Era non solo l’anima del Centro Sacro Cuore ma anche un punto fermo di riferimento e l’approdo di numerosi fedeli di Colli Aniene
Suor Lidia Abbate: ci ha lasciati nel primo pomeriggio del 25 luglio 2013.
Sentiamo una forte commozione nel recarci al Centro Sacro Cuore: non troveremo più a riceverci lei con il suo perenne sorriso. E riteniamo un vero privilegio quello di averla potuta vedere, di essere stati accolti da lei al Centro l’ultima volta in giugno giusto un mese prima della sua scomparsa. E benché cordiale come al solito, a stento ci ha sminuito la sua sofferenza, mostrandosi ancora piena di vitalità e capace di infondere fiducia e calore nelle consorelle che amorevolmente la assistevano.
Ora a riceverci è suor Maria, la sua fedele consorella, e dalle sue parole di sereno e pacato rimpianto apprendiamo del male che se l’è portata via. Un male subdolo, irriducibile, che ha strappata alla comunità religiosa e all’intero quartiere di Colli Aniene non solo l’anima del Centro Sacro Cuore ma anche il punto fermo di riferimento e l’approdo di numerosi fedeli.
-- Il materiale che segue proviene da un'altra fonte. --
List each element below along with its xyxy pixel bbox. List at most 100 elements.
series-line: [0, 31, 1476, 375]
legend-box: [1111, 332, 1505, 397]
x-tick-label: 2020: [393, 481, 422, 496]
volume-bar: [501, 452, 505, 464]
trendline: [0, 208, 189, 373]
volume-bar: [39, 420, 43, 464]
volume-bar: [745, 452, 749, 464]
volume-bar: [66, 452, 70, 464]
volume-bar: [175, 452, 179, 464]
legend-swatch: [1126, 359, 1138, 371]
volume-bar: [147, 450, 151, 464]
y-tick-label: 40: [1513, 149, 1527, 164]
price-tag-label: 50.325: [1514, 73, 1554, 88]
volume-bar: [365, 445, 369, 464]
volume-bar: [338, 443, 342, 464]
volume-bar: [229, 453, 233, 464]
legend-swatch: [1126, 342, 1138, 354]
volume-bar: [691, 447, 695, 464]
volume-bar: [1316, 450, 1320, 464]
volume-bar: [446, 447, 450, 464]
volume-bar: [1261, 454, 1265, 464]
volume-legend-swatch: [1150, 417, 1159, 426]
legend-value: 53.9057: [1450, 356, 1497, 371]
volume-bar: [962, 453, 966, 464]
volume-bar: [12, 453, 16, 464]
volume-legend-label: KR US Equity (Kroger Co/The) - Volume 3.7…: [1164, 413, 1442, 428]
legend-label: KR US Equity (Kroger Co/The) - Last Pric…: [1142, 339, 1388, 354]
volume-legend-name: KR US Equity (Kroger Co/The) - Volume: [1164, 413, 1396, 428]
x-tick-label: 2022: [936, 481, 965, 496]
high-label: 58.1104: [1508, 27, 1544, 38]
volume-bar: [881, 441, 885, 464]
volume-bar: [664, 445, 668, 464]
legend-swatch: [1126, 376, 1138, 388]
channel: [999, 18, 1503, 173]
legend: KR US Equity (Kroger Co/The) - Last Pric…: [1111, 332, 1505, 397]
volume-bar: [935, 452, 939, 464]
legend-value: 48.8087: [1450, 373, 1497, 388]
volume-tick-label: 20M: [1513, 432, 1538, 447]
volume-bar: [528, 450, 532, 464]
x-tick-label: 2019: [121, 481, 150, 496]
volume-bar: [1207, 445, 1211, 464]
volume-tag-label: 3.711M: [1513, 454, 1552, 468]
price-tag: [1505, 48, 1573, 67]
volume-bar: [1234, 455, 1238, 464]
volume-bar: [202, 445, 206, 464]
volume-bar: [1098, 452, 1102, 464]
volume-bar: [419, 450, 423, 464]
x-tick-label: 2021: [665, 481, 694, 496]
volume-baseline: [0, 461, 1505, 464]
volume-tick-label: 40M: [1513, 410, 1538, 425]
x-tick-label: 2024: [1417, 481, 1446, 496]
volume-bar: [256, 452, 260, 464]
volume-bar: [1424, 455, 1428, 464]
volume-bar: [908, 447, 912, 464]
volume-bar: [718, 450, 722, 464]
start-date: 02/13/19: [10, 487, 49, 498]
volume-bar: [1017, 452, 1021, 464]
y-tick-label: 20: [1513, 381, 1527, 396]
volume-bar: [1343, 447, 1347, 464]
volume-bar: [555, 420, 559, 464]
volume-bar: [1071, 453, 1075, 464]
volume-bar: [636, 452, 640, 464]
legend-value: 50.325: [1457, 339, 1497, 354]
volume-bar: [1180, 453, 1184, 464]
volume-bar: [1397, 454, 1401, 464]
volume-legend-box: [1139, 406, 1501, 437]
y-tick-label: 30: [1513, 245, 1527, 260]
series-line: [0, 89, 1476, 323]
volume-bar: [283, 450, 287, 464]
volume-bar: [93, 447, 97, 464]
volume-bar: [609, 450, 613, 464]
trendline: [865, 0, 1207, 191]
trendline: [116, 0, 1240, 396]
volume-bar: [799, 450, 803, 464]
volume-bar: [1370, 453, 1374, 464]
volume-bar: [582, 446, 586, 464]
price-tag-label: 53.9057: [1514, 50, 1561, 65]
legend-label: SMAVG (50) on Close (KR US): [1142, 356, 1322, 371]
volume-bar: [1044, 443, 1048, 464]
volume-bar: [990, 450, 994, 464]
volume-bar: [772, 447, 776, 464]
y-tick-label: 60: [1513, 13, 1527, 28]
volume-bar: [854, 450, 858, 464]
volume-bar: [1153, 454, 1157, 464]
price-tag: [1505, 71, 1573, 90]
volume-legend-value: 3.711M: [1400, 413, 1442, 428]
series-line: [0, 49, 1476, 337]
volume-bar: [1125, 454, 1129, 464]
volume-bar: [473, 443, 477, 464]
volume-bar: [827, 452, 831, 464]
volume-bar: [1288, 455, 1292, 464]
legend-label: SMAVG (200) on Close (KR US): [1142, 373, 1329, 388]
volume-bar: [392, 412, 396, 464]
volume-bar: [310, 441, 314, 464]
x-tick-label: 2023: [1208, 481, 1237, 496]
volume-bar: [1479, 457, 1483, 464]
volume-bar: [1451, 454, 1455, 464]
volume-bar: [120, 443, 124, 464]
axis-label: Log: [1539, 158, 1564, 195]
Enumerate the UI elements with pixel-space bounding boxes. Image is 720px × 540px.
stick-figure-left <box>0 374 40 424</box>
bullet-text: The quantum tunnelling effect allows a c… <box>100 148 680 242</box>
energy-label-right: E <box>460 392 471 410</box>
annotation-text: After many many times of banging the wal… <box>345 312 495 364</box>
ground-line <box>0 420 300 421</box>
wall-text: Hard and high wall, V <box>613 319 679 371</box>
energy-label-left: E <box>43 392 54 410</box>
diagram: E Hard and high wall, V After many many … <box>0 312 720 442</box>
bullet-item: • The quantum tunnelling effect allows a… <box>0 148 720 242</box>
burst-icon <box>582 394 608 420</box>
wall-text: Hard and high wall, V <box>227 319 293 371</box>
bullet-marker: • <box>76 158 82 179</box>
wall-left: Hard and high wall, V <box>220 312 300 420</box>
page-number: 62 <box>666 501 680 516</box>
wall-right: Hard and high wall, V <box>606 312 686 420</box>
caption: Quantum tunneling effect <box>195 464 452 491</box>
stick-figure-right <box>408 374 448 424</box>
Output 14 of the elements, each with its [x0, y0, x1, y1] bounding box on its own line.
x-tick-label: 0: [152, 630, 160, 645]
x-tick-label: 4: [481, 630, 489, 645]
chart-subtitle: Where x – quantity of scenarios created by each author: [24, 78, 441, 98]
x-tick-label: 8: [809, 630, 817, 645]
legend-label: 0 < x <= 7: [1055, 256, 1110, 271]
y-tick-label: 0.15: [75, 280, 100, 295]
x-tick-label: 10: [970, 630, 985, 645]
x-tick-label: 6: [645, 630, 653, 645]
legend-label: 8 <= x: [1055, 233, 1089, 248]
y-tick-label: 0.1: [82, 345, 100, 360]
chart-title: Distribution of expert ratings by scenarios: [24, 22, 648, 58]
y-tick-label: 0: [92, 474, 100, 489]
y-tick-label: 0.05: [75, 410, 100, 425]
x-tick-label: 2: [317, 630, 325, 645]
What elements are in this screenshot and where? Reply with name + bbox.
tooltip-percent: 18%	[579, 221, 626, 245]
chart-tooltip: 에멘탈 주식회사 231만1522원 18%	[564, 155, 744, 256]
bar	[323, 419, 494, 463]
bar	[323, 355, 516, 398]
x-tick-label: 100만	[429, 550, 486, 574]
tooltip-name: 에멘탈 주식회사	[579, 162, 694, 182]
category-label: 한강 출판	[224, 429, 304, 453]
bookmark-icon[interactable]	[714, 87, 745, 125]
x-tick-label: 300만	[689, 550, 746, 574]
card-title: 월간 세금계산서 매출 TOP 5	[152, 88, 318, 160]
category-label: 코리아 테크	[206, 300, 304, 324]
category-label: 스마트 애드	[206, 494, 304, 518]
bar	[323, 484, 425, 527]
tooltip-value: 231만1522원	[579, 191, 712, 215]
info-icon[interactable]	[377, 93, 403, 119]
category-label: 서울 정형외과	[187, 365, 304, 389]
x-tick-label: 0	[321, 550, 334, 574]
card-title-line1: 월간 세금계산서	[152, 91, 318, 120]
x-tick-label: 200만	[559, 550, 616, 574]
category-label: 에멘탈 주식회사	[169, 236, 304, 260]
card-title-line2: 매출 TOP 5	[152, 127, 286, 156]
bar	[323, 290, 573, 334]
Suor Lidia ha diretto con grande passione e dedizione il Centro da lei stessa fondato, dal 1988 al 2005. Chiamata poi ad altro incarico, vi è poi tornata nel settembre 2012 come Direttrice del Centro sportivo culturale pur continuando ad essere Economa provinciale del suo ordine.
Il male che da tempo minava la sua esistenza si era manifestato due mesi prima con una caduta e poi l’ha a poco a poco immobilizzata ed alla fine ha fermato il suo cuore. La comunità che le si è stretta dintorno, ha pregato per la sua guarigione, ma la fine è sopraggiunta inesorabile. Ci ha così lasciati, con suor Lidia, un altro splendido protagonista della storia di Colli Aniene.
Una storia che suor Lidia ha voluto fermare in un suo libro intitolato “E Gesù si fermò al Tiburtino”. Lo conserviamo gelosamente perché ripercorre il tempo in cui a Colli Aniene c’era ancora fermento di cantieri e la vita era ancora difficile da vivere. In questo contesto, narra l’autrice, il gruppo di Ancelle del Sacro Cuore, da lei capeggiato, scelse la sede della casa e poi l’area sulla quale doveva poi sorgere il Centro Sacro Cuore. Narra, con uno snello corredo fotografico, i progressi del prezioso punto di riferimento che dagli anni ’80 ha continuato a promuovere e favorire i primi incontri tra le famiglie e poi le attività culturali, sportive, ricreative e religiose ad iniziare da quello che al tempo era un desolato paesaggio di periferia, fino ad oggi.
Della religiosa scomparsa ricordiamo il suo amore per il prossimo, un amore fatto di generosità e disponibilità verso tutti e che non c’era chi, ricorrendo a lei, non ne ricevesse ascolto, consiglio, aiuto. Vogliamo in particolare rammentare la sua attenzione ai giovani, alle loro necessità e la sua elezione per lo sport come efficace sensibilizzatore ad alti valori umani aveva radici nella sua giovinezza quando era stata giocatrice di pallavolo in serie A. Il richiamo alla vita religiosa aveva colto suor Lidia a 36 anni mentre a Palermo, sua città natale, svolgeva una brillante professione forense.
Noi vogliamo ricordarla, con le fotografie a corredo, in uno dei momenti che immaginiamo memorabili della sua vita a Colli Aniene allorquando il 24 settembre 2009 presentò il suo libro-documento in viale Franceschini durante la cerimonia di apertura della ventennale rassegna l’Arte nel Portico.